Re grief cycle, not explicitly working thro but helps to explain -to myself/dh- my often widely varying feelings towards all this. Cold pragmatism through to little child
seeking unconditional love all in one hour day!
Its v hard, isn't it? Are you having counselling?

AgathaFusty Thu 11-Oct-12 08:42:42

Another one here with a similar kind of mother. I can so relate to this "much as I do think she is a sad old bat, and regularly describe her as such to friends (once I would have felt that this was a betrayal)". I'm in my forties and have only for the last 5 or so years been able to talk to other people about what she is/has really been like. I always knew she was different to other people's mums, was always frightened of her, but always felt that it would be a huge betrayal to say that to others.

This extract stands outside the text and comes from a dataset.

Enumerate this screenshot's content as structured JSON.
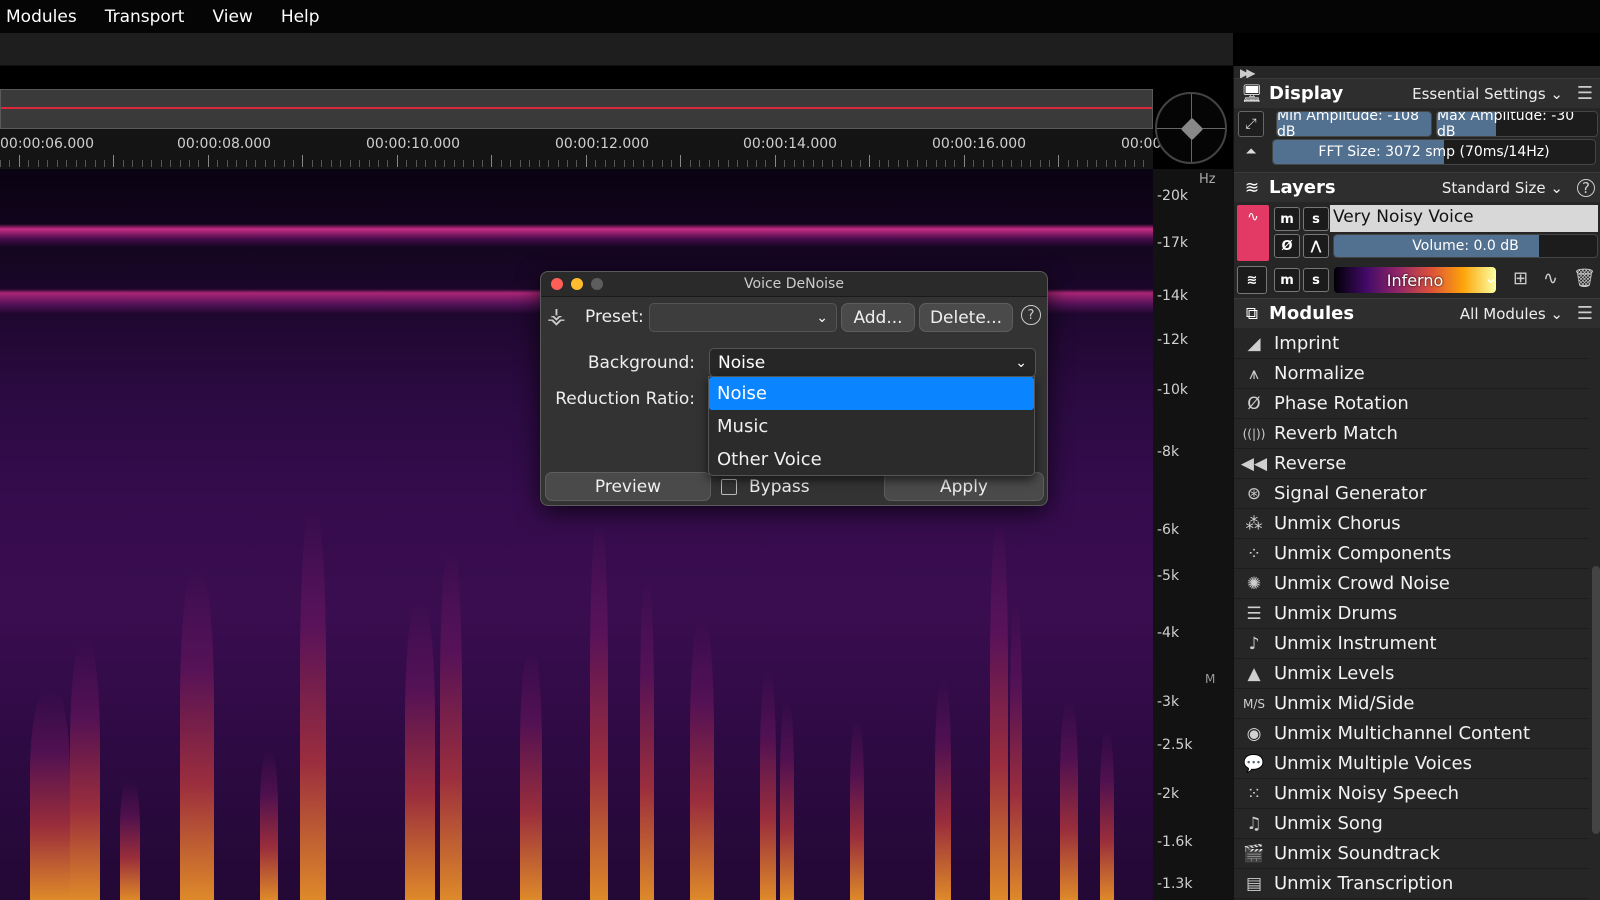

I wonder if part of that though, is that when you do talk to others, some will instantly understand because they have had similar experiences themselves, while others will say things like "well, are you sure it was that bad................?", just because they don't understand and haven't experienced anything like it. That always makes me doubt my version of stuff again.

For me, what is working at the moment (although not without guilt) is minimal contact. I haven't ever really been able to challenge her, so I don't bother trying now.

woodentrainset Thu 11-Oct-12 13:27:45

Not labelling her to harshly at all Salbertina - I think if anything I make endless excuses and am too's easy to fall into the trap of thinking that because it wasn't physical violence that it can't have been that bad. I know I was/am loved, she made huge sacrifices, had it tough and still did largely ok and actually she isn't nasty to me in the way some of the other posters mums on here have been. But when she goes mad, she goes truly mad and that is terrifying - one thing that keeps me sane is that she has always struggled with all her close relationships which is proof that it can't be me who has it all wrong. I have seen counsellors on and off over the years - some helpful, some less so.

So understand what you are saying Agatha...people often say "Oh yeah, I have a difficult relationship with my mum too" or, "My mum drives me potty" or "All parents are a bit mental aren't they" then I think I am blowing out of all proportion needing to go to counselling, thinking of cutting her out - it adds to the sense of me having it all wrong. But then I hear how they speak to their mothers (in a way I could NEVER, EVER get away with without all hell braking loose) and I understand more about functional parental relationships through my amazing in-laws and realise quite how far from normal she is.

woodentrainset Thu 11-Oct-12 13:31:16

And to finish that sentence...I still need validation all the time that my version is right. I am ALWAYS asking DH "it's not me is it?", "am I being too harsh?", "did I blow that out of proportion?". I'd like to believe myself without needing that validation to feel like I've conquered it.